Question

A contestant in a winter games event pushes a 59.0 kg block of ice across a frozen lake as shown in the figure.

The coefficient of static friction is 0.1 and the coefficient of kinetic friction is 0.03.
(a)
Calculate the minimum force F (in N) he must exert to get the block moving.

(b)
What is its acceleration (in m/s2) once it starts to move, if that force is maintained?

Answer 1

(a) The minimum force required to get the block moving can be calculated using the formula F = μ * m * g, where μ is the coefficient of static friction, m is the mass of the block, and g is the acceleration due to gravity. Plugging in the values given in the problem, we get F = 0.1 * 59.0 kg * 9.8 m/s² = 57.9 N. So the minimum force required to get the block moving is 57.9 N.

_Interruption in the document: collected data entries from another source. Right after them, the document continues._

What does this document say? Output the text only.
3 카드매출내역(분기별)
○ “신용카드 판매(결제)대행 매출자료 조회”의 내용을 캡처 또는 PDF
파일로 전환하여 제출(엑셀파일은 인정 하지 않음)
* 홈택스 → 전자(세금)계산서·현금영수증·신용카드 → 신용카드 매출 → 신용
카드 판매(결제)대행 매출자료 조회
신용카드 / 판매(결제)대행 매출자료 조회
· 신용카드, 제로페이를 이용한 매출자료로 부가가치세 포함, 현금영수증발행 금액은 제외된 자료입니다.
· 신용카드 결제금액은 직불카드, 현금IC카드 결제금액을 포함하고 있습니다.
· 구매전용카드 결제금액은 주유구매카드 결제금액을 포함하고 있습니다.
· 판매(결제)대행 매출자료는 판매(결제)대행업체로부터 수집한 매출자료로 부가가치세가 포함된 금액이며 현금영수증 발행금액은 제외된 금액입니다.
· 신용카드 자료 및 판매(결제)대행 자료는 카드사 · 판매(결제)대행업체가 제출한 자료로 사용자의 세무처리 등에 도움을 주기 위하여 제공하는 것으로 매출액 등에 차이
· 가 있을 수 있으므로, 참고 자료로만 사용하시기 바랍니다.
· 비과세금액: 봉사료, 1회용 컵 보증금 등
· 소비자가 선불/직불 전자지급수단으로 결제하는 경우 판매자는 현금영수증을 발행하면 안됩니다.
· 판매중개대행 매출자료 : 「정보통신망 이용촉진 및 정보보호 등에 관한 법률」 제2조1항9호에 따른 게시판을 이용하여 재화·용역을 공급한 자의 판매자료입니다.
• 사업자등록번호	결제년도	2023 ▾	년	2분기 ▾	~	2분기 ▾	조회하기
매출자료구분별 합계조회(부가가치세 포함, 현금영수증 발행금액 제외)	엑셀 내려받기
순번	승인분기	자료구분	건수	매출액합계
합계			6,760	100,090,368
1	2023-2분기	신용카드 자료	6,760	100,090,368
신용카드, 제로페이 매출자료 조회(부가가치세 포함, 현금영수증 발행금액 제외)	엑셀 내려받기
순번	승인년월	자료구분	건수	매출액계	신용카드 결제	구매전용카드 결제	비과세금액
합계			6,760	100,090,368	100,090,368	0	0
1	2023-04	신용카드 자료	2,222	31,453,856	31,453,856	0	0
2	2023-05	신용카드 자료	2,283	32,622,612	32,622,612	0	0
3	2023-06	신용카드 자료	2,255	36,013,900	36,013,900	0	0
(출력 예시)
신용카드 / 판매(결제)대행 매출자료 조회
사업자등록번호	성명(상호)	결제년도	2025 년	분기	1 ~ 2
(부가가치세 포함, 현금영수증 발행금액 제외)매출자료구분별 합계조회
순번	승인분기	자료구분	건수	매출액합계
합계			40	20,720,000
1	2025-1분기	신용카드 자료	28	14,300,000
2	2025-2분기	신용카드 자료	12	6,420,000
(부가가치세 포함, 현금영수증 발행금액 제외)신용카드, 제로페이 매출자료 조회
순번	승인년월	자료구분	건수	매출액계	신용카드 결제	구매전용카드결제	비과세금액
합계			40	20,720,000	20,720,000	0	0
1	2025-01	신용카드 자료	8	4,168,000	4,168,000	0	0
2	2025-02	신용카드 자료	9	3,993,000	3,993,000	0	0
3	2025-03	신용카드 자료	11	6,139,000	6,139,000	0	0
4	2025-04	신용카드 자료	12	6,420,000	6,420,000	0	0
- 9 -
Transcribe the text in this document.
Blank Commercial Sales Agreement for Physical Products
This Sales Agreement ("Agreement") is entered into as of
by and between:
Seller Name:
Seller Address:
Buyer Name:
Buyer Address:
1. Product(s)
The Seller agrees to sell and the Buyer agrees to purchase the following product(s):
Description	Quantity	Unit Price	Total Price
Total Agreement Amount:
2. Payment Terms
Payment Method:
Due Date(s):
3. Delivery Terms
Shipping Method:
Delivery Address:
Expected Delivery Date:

(b) Once the block starts to move, its acceleration can be calculated using the formula a = (F - f_k) / m, where F is the applied force, f_k is the force of kinetic friction, and m is the mass of the block. The force of kinetic friction can be calculated using the formula f_k = μ_k * m * g, where μ_k is the coefficient of kinetic friction. Plugging in the values given in the problem, we get f_k = 0.03 * 59.0 kg * 9.8 m/s² = 17.4 N. So if the applied force of 57.9 N is maintained, then the acceleration of the block would be a = (57.9 N - 17.4 N) / 59.0 kg = 0.69 m/s².

Answer 2

(a) The minimum force required to get the block moving can be calculated using the formula F = μ * m * g, where μ is the coefficient of static friction, m is the mass of the block, and g is the acceleration due to gravity. Plugging in the values given in the problem, we get F = 0.1 * 59.0 kg * 9.8 m/s² = 57.9 N. So the minimum force required to get the block moving is 57.9 N.

(b) Once the block starts to move, its acceleration can be calculated using the formula a = (F - f_k) / m, where F is the applied force, f_k is the force of kinetic friction, and m is the mass of the block. The force of kinetic friction can be calculated using the formula f_k = μ_k * m * g, where μ_k is the coefficient of kinetic friction. Plugging in the values given in the problem, we get f_k = 0.03 * 59.0 kg * 9.8 m/s² = 17.4 N. So if the applied force of 57.9 N is maintained, then the acceleration of the block would be a = (57.9 N - 17.4 N) / 59.0 kg = 0.69 m/s².